守る場所を選ぶということ
夕方の園庭は、昼間の賑やかさが嘘のように静かだった。
ブランコは止まり、砂場には小さな足跡だけが残っている。
マオは園舎の前に立ち、戸締まりを確認していた。
そのとき、門の方で足音がした。
振り返ると、昼間の父親が立っていた。
子どもはいない。ひとりだ。
「……少し、時間をいただけますか」
マオは頷いた。
二人は園庭の端、ベンチに腰を下ろす。
沈黙が落ちるが、居心地の悪いものではなかった。
「今日のこと……本当に、ありがとうございました」
父親は深く頭を下げる。
「俺は……あの子を守るつもりで、でも……」
言葉が詰まる。
マオは、空を見上げたまま言った。
「力は、恐怖を遠ざけるが、安心までは与えぬ」
父親は驚いたように顔を上げる。
「安心とは、日常だ。毎日、同じ場所に帰れることだ」
「……ここが、その場所だと?」
「少なくとも、子どもにとってはな」
父親は拳を握りしめ、しばらく俯いていたが、やがて小さく笑った。
「昔は……力で従わせることしか、知らなかった」
「知っている」
「それでも、ここでは……それが通じない」
「通じなくていい」
マオは、初めて父親の方を見る。
「ここは、戦場ではない」
その言葉に、父親の肩から力が抜けた。
「……俺、決めました」
父親は真っ直ぐに言った。
「ここで、ちゃんと父親をやります。
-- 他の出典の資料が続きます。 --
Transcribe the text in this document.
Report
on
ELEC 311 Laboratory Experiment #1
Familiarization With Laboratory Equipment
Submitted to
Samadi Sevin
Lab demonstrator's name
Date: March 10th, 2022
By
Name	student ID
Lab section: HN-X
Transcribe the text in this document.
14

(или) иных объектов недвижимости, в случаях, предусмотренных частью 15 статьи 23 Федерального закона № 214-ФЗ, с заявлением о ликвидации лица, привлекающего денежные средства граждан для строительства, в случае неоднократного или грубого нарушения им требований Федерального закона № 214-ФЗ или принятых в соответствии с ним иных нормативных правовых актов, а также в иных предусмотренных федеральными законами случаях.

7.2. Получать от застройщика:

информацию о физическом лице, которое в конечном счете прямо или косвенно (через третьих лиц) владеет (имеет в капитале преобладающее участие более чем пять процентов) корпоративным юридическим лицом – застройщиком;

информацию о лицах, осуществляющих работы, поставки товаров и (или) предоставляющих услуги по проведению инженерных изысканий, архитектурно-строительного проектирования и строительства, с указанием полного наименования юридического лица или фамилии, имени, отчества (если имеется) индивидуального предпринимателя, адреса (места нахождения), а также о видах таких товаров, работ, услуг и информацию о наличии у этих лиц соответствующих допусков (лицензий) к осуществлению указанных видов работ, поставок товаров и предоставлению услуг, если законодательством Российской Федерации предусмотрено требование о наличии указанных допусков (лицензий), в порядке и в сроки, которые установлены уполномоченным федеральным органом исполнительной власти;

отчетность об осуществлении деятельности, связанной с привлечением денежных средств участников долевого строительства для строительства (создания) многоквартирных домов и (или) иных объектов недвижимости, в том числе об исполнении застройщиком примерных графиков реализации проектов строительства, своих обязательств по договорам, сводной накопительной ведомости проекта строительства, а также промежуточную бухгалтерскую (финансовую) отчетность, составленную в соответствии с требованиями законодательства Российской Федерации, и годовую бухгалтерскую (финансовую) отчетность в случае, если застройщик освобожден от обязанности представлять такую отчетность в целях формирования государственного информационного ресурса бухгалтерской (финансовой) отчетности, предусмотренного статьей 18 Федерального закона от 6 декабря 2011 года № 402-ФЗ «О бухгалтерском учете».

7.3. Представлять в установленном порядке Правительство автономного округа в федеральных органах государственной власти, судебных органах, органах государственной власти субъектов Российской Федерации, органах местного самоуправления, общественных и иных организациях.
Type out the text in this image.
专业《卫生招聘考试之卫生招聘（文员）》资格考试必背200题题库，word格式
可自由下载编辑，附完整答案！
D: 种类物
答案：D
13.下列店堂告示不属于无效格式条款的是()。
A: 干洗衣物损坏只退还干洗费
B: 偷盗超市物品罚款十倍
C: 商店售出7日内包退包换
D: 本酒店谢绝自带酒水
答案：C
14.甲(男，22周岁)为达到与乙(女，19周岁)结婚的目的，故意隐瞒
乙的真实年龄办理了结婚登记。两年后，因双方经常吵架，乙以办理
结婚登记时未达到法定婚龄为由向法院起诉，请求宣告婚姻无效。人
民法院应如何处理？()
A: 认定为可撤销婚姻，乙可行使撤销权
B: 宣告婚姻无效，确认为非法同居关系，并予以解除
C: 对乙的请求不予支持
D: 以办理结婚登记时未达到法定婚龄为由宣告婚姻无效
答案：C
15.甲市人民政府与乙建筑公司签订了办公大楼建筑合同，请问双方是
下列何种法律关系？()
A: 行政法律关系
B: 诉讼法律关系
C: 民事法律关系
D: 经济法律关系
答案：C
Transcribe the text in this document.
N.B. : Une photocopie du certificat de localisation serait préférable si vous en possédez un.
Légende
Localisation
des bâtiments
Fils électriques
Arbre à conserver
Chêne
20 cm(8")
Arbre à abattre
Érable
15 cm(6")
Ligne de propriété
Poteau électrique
逃げない」
「それでいい」
短い答えだったが、十分だった。
門の外から、夕風が吹き込む。
木々が揺れ、葉擦れの音が響く。
父親は立ち上がり、もう一度深く頭を下げた。
「明日も……よろしくお願いします」
「来い」
それだけで、約束は成立した。
父親が去ったあと、マオは一人、園庭に残る。
空はすっかり朱色に染まり、やがて夜へと向かっていく。
魔王として世界を支配していた頃、
守るとは、奪うことと同義だった。
だが今は違う。
泣く子がいて、笑う子がいて、
明日も同じ時間に門が開く。
その繰り返しを守ること。
「……我は、ここを選んだ」
誰に聞かせるでもなく、そう呟く。
次の試練が来ることは分かっている。
それでも、この場所を手放す気はなかった。
マオは園舎の灯りを消し、静かに門を閉めた。